My apartment is almost back to normal, but my laundry still isn't all done.
Cooper ate half my orange chicken this afternoon. I didn't really intend for him to - and usually, he is very good about leaving my food alone - but I didn't mind either. In all fairness, I was eating on the floor. Usually, when I put a dish on the floor, it means he is allowed to eat it. It's okay though. I didn't really need it. And I don't mind sharing with my puppy.
Kelly and I took on the boys, Dave and Muecke (that's pronounced, Mickey, ya'll) in a rousing game of 42 today. Just in case you didn't know how geeky I am already, I will now tell you that one of my favorite things in the world to do is to play 42. It's a partner domino game, based on bidding, calling trump, and talking insane amounts of trash. It's a high strategy game, but there is a lot of luck involved. And we ALMOST beat them. Almost. Dirty, stinking boys.
I love playing with Kelly as my partner. Over the years, we've switched out a few times. I've played with Muecke, and Kelly has played with Dave. I've brought in new friends to learn, and taken them as my partner. And while I've enjoyed switching it up occasionally, I'd rather play with Kelly than anyone else. For one thing, I can't play against her. We've been partners for so long that she knows how I play. For another thing, the smack talk isn't nearly as much fun with someone else on my team.
Summer classes started up. I have Economics, downtown, at six. Yes. Economics. Downtown. Rush Hour. Taught by a guy who had a glaring spelling error on his syllabus and a glaring grammar error on his class notes.
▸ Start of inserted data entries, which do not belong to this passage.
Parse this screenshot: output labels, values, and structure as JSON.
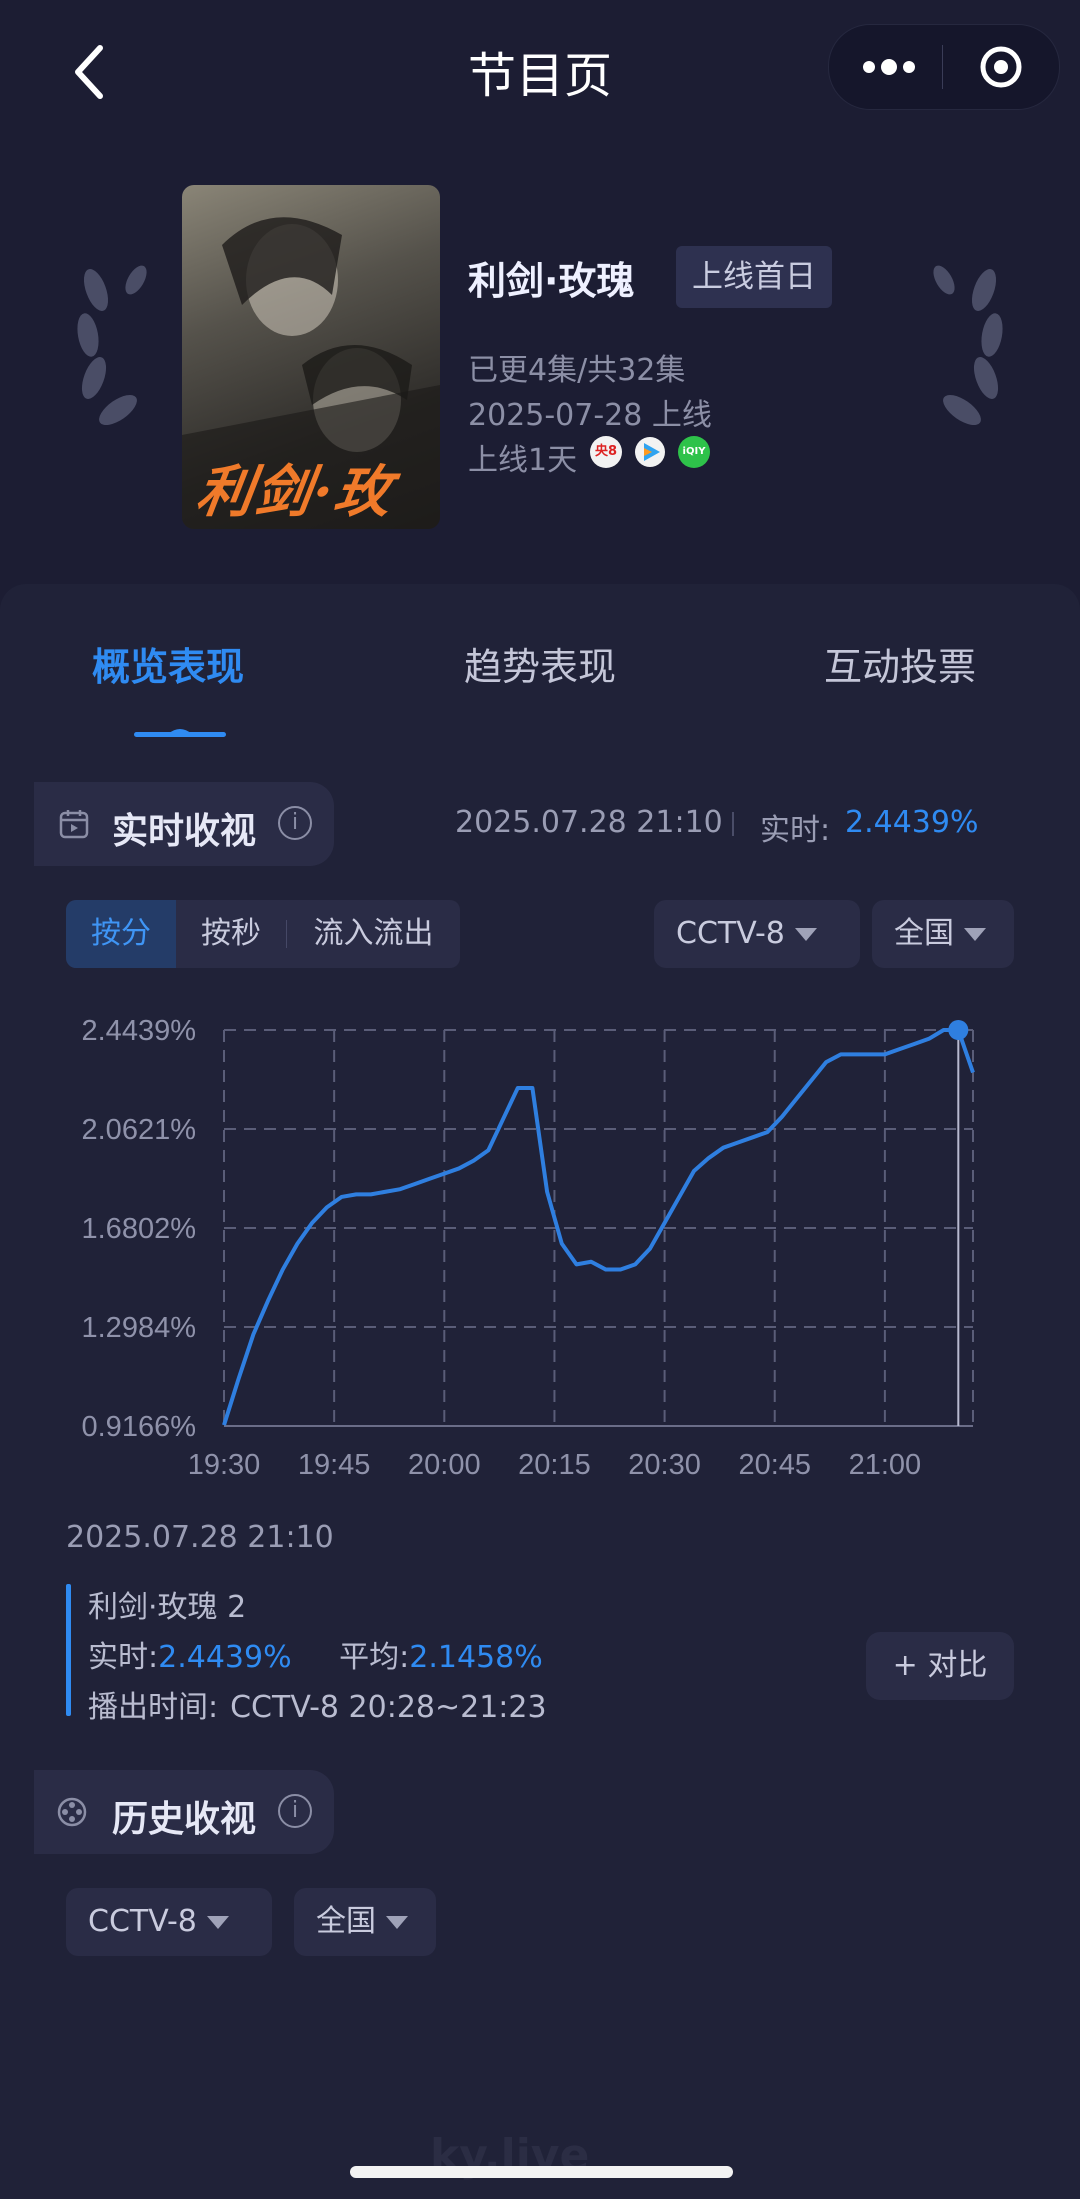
{
  "nav": {
    "title": "节目页"
  },
  "program": {
    "poster_text": "利剑·玫瑰",
    "title": "利剑·玫瑰",
    "badge": "上线首日",
    "episodes": "已更4集/共32集",
    "date": "2025-07-28 上线",
    "days": "上线1天",
    "platforms": [
      {
        "name": "cctv8-icon",
        "color": "#e44",
        "label": "央8"
      },
      {
        "name": "tencent-video-icon",
        "color": "#2fa3f0",
        "label": ""
      },
      {
        "name": "iqiyi-icon",
        "color": "#2ec24a",
        "label": "iQIY"
      }
    ]
  },
  "tabs": [
    {
      "label": "概览表现",
      "active": true
    },
    {
      "label": "趋势表现",
      "active": false
    },
    {
      "label": "互动投票",
      "active": false
    }
  ],
  "realtime": {
    "title": "实时收视",
    "info": "i",
    "timestamp": "2025.07.28 21:10",
    "label": "实时:",
    "value": "2.4439%"
  },
  "segments": [
    "按分",
    "按秒",
    "流入流出"
  ],
  "filters": {
    "channel": "CCTV-8",
    "region": "全国"
  },
  "chart_data": {
    "type": "line",
    "title": "",
    "xlabel": "",
    "ylabel": "",
    "x_ticks": [
      "19:30",
      "19:45",
      "20:00",
      "20:15",
      "20:30",
      "20:45",
      "21:00"
    ],
    "y_ticks": [
      "2.4439%",
      "2.0621%",
      "1.6802%",
      "1.2984%",
      "0.9166%"
    ],
    "ylim": [
      0.9166,
      2.4439
    ],
    "grid": true,
    "series": [
      {
        "x": [
          "19:30",
          "19:32",
          "19:34",
          "19:36",
          "19:38",
          "19:40",
          "19:42",
          "19:44",
          "19:46",
          "19:48",
          "19:50",
          "19:52",
          "19:54",
          "19:56",
          "19:58",
          "20:00",
          "20:02",
          "20:04",
          "20:06",
          "20:08",
          "20:10",
          "20:12",
          "20:14",
          "20:16",
          "20:18",
          "20:20",
          "20:22",
          "20:24",
          "20:26",
          "20:28",
          "20:30",
          "20:32",
          "20:34",
          "20:36",
          "20:38",
          "20:40",
          "20:42",
          "20:44",
          "20:46",
          "20:48",
          "20:50",
          "20:52",
          "20:54",
          "20:56",
          "20:58",
          "21:00",
          "21:02",
          "21:04",
          "21:06",
          "21:08",
          "21:10",
          "21:12"
        ],
        "values": [
          0.92,
          1.1,
          1.27,
          1.4,
          1.52,
          1.62,
          1.7,
          1.76,
          1.8,
          1.81,
          1.81,
          1.82,
          1.83,
          1.85,
          1.87,
          1.89,
          1.91,
          1.94,
          1.98,
          2.1,
          2.22,
          2.22,
          1.82,
          1.62,
          1.54,
          1.55,
          1.52,
          1.52,
          1.54,
          1.6,
          1.7,
          1.8,
          1.9,
          1.95,
          1.99,
          2.01,
          2.03,
          2.05,
          2.11,
          2.18,
          2.25,
          2.32,
          2.35,
          2.35,
          2.35,
          2.35,
          2.37,
          2.39,
          2.41,
          2.4439,
          2.4439,
          2.28
        ]
      }
    ]
  },
  "legend": {
    "date": "2025.07.28 21:10",
    "series_name": "利剑·玫瑰 2",
    "rt_label": "实时:",
    "rt_value": "2.4439%",
    "avg_label": "平均:",
    "avg_value": "2.1458%",
    "air_label": "播出时间:",
    "air_value": "CCTV-8 20:28~21:23",
    "compare_label": "+ 对比"
  },
  "history": {
    "title": "历史收视",
    "info": "i",
    "channel": "CCTV-8",
    "region": "全国"
  },
  "watermark": "ky.live"
}
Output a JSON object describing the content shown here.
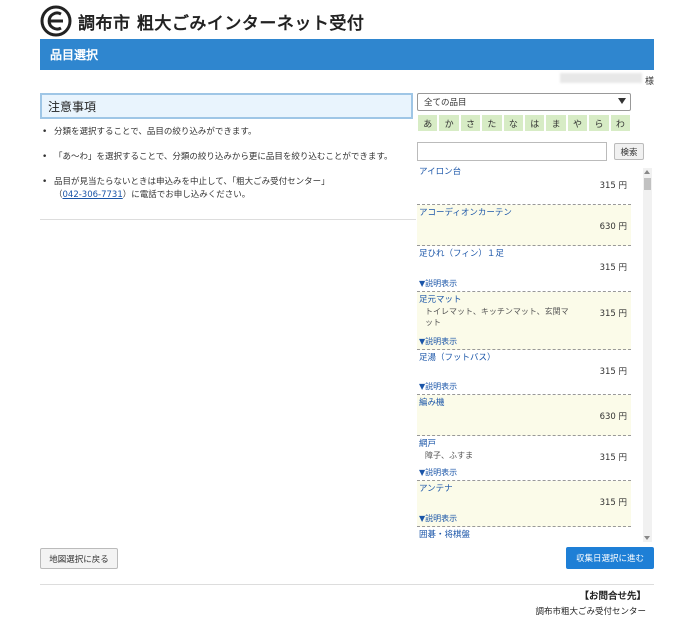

I realize that my grammar is not perfect, but I do know that two subjects require the use of "are" rather than "is." As in, Bobbi and Kelly are better than the boys at dominoes. Not Bobbi and Kelly is going to win next time. The professor was also late to class. This is unfathomable to me, as being late makes me extremely anxious.
My other classes are online. Intro Psych, Intro Sociology, and Government. The Government class makes me want to set my hair on fire, but it's only an 11 week course. I can survive it. I'm sure I can. I hope. Psych and Sociology should be entertaining. If my books ever arrive.
So, it's been an interesting week. I'm stuck on this godawful nocturnal schedule, which I love, but also hate. I don't mind being nocturnal, but it doesn't work so well for anyone else in my life. Here's hoping that it all gets a little better.
And Mellie, if you're listening, I miss you. But I understand why you left.